In 1965, Gordon Moore, the former CEO of Intel, one of the world’s biggest designer and manufacturer of computer processors, observed that approximately every two years the speed of a computer processor would double. While it might be argued that this observation has been used as a target over the decades to follow, making it more of a self-fulfilling prophecy than an astute observation, it’s generally accepted that it held true until about 2010 when the shift in computing power moved away from pure core count to focus on the other parts of the processor to gain more speed and power from modern computers.
Here are five of the most important processor technologies that we’ve seen develop over the last twenty years that have had a meaningful impact on the speed of computers outside of the processor’s transistor count that Moore’s Law follows.
What Is a Processor Core?
The processor core is the part of the processor that is responsible for actually doing the computational work. In early processors, the core was essentially the entire CPU, but as time has gone by, features and additions to the processor have meant that the core has become a part of the processor, and not its whole.
Hyperthreading
Before true multi-core processors, Intel started including a technology called hyperthreading, which provided some speed and performance increases. In the era where computers had two physical processors, Intel released a clever technology as a cost-effective way for single-processor systems to get some of the performance boost that multi-processor systems had. They duplicated some parts of the core of the processor to emulate a dual processor system, allowing data to flow to and from the processor at the same time, adding approximately a 30% boost to performance. While it wasn’t multi-core processing, it was the first step towards it.
Who Was First?
Right at the turn of the millennium, IBM made a significant change to its Power 4 chips by adding a second core. The years that followed saw Sun Microsystems and HP following suit, but these processors weren’t the kind we’d use in our everyday computers. It was Intel in 2005 who first added a second core to the desktop processor with the launch of the Pentium D processor.
A multi-core processor is a computer processor with more than one functional core. Think of it like adding a second water pipe to a water system, doubling the amount of water that can pass through it. Adding more cores to a processor is, to a lesser degree, similar to adding more processors to a computer. The best processors today found in systems like Nvidia Gaming PCs have up to 16 cores!

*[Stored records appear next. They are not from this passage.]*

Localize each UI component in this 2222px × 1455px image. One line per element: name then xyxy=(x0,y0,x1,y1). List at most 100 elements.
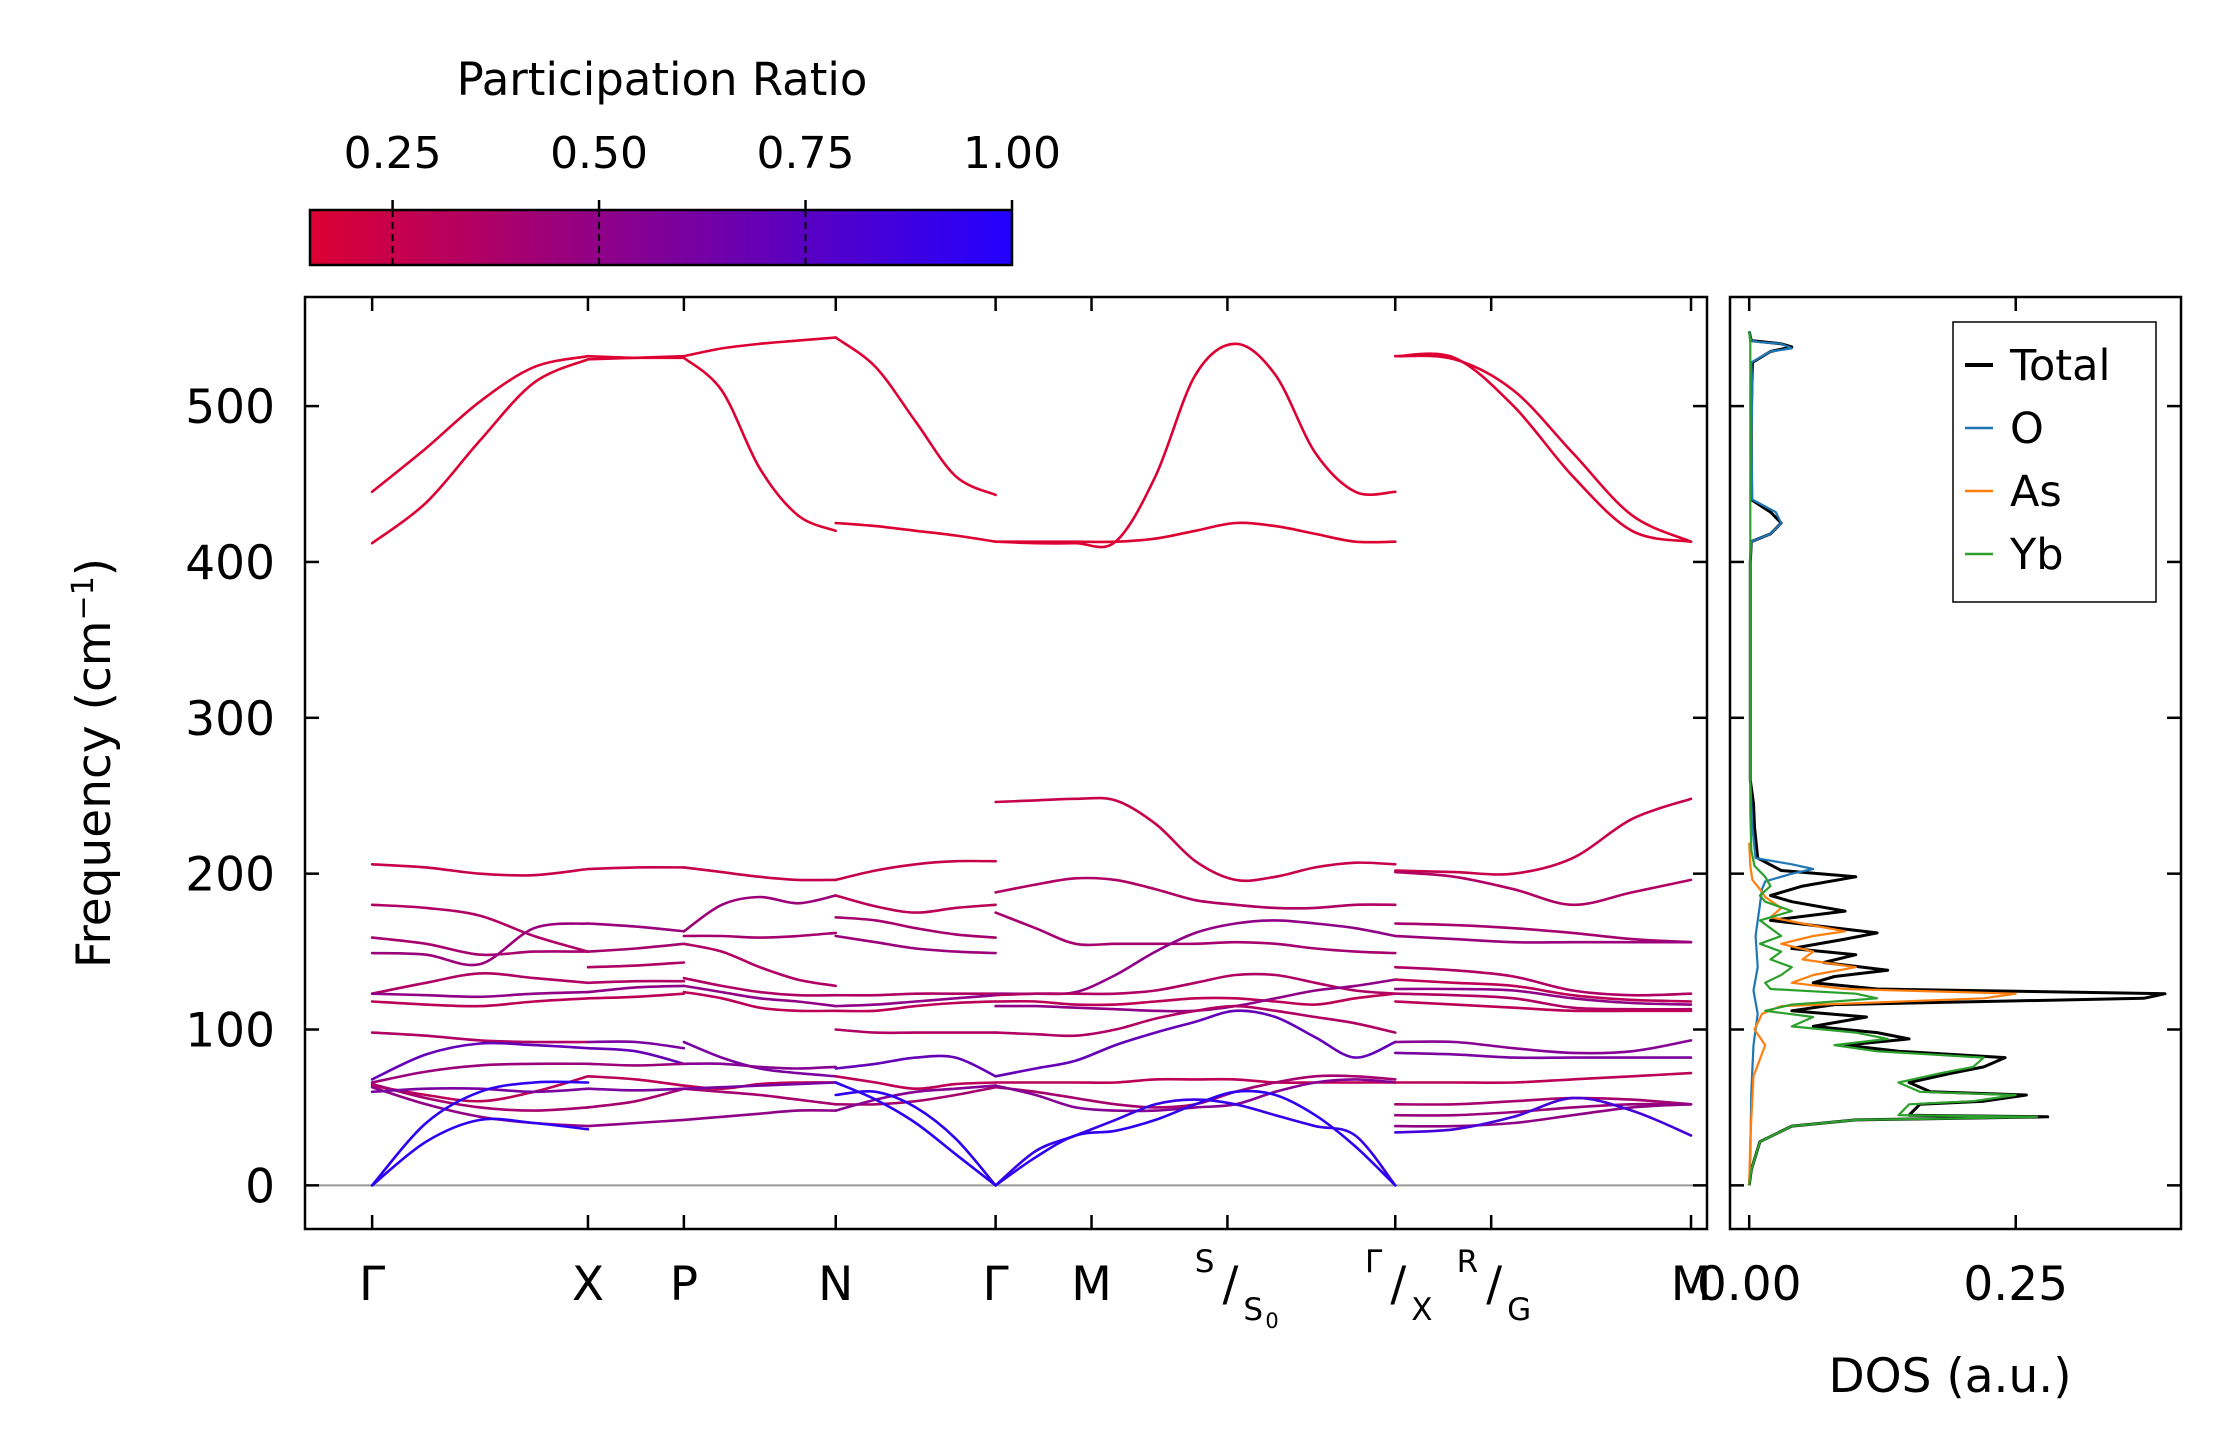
band-line xyxy=(994,1009,1397,1078)
high-symmetry-label: M xyxy=(1071,1257,1112,1312)
band-line xyxy=(370,1031,590,1044)
band-line xyxy=(834,1054,997,1078)
band-line xyxy=(682,984,837,1008)
band-lines xyxy=(370,336,1693,1187)
band-line xyxy=(994,876,1397,910)
band-line xyxy=(682,1040,837,1078)
band-line xyxy=(1394,352,1693,543)
band-line xyxy=(834,1000,997,1013)
band-line xyxy=(586,1062,686,1067)
band-y-ticks: 0 100 200 300 400 500 xyxy=(185,380,1707,1214)
band-line xyxy=(586,992,686,1000)
colorbar-ticks xyxy=(391,200,1014,265)
band-line xyxy=(1394,1096,1693,1137)
band-line xyxy=(1394,797,1693,876)
band-line xyxy=(1394,934,1693,944)
band-line xyxy=(834,992,997,997)
band-line xyxy=(682,1109,837,1122)
band-line xyxy=(994,978,1397,1013)
band-line xyxy=(834,993,997,1008)
band-line xyxy=(586,866,686,871)
band-line xyxy=(994,1077,1397,1085)
colorbar-tick-label: 0.75 xyxy=(757,128,855,179)
band-line xyxy=(834,1081,997,1187)
band-line xyxy=(370,863,590,877)
dos-line-yb xyxy=(1748,331,2039,1186)
band-line xyxy=(586,984,686,994)
high-symmetry-label: P xyxy=(670,1257,698,1312)
band-y-axis-label: Frequency (cm−1) xyxy=(66,558,122,968)
band-line xyxy=(994,1098,1397,1187)
high-symmetry-label-sub: X xyxy=(1411,1292,1432,1328)
band-line xyxy=(834,1084,997,1112)
band-line xyxy=(370,990,590,999)
band-line xyxy=(994,796,1397,883)
band-line xyxy=(370,1117,590,1187)
band-line xyxy=(834,916,997,939)
high-symmetry-label-sup: Γ xyxy=(1365,1244,1383,1280)
band-line xyxy=(586,1087,686,1092)
band-line xyxy=(586,942,686,953)
legend-label-as: As xyxy=(2010,467,2062,517)
band-y-tick-label: 500 xyxy=(185,380,275,435)
band-line xyxy=(994,972,1397,997)
band-line xyxy=(682,931,837,939)
band-line xyxy=(834,1075,997,1091)
dos-x-tick-label: 0.25 xyxy=(1963,1257,2068,1312)
band-line xyxy=(682,1062,837,1070)
legend-entries: Total O As Yb xyxy=(1965,341,2110,580)
high-symmetry-label-sup: S xyxy=(1195,1244,1215,1280)
band-line xyxy=(994,521,1397,544)
band-line xyxy=(370,1041,590,1081)
high-symmetry-label: X xyxy=(572,1257,604,1312)
band-line xyxy=(370,358,590,545)
high-symmetry-label: Γ xyxy=(359,1257,385,1312)
band-line xyxy=(586,1118,686,1128)
band-line xyxy=(1394,1102,1693,1117)
band-line xyxy=(1394,1096,1693,1106)
high-symmetry-label: N xyxy=(818,1257,853,1312)
high-symmetry-label-sup: R xyxy=(1457,1244,1479,1280)
band-line xyxy=(834,336,997,497)
colorbar-title: Participation Ratio xyxy=(457,53,868,106)
band-line xyxy=(682,942,837,988)
high-symmetry-slash: / xyxy=(1486,1257,1502,1312)
band-line xyxy=(1394,965,1693,997)
colorbar-gradient xyxy=(308,208,1014,267)
band-line xyxy=(682,336,837,358)
band-line xyxy=(682,1081,837,1090)
band-line xyxy=(370,936,590,957)
band-y-tick-label: 400 xyxy=(185,536,275,591)
dos-lines xyxy=(1747,330,2167,1186)
band-line xyxy=(370,354,590,494)
band-line xyxy=(370,922,590,967)
band-line xyxy=(586,1087,686,1109)
band-line xyxy=(1394,354,1693,543)
high-symmetry-label-subsub: 0 xyxy=(1265,1309,1278,1333)
legend-label-o: O xyxy=(2010,404,2044,454)
band-line xyxy=(586,922,686,933)
band-line xyxy=(1394,992,1693,1011)
band-line xyxy=(586,1040,686,1050)
band-y-tick-label: 0 xyxy=(245,1159,275,1214)
band-line xyxy=(370,903,590,953)
band-line xyxy=(586,961,686,969)
band-line xyxy=(370,1075,590,1103)
high-symmetry-slash: / xyxy=(1222,1257,1238,1312)
dos-line-o xyxy=(1748,331,1815,1186)
band-line xyxy=(834,521,997,543)
band-line xyxy=(370,997,590,1008)
band-x-ticks: Γ X P N Γ M S / S 0Γ / XR / G M xyxy=(359,297,1711,1333)
band-line xyxy=(994,1089,1397,1187)
band-line xyxy=(834,1090,997,1187)
high-symmetry-label: M xyxy=(1671,1257,1712,1312)
colorbar-tick-label: 0.50 xyxy=(550,128,648,179)
legend-label-yb: Yb xyxy=(2009,530,2064,580)
dos-panel: 0.00 0.25 DOS (a.u.) Total O As Yb xyxy=(1697,295,2183,1404)
high-symmetry-slash: / xyxy=(1390,1257,1406,1312)
band-line xyxy=(370,972,590,995)
colorbar-tick-label: 0.25 xyxy=(344,128,442,179)
band-line xyxy=(1394,922,1693,944)
band-line xyxy=(1394,1051,1693,1060)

Multi-core processing was a huge leap forward in computing, particularly for production workstations used for tasks that were heavily mathematically intensive. Thanks to the development of the technology, even the simplest processors today, like those in our cellular phones and internet routers, are multi-core, allowing all parts of our computing life to get faster and more powerful all the time. It’s no wonder Moore’s Law is losing relevance.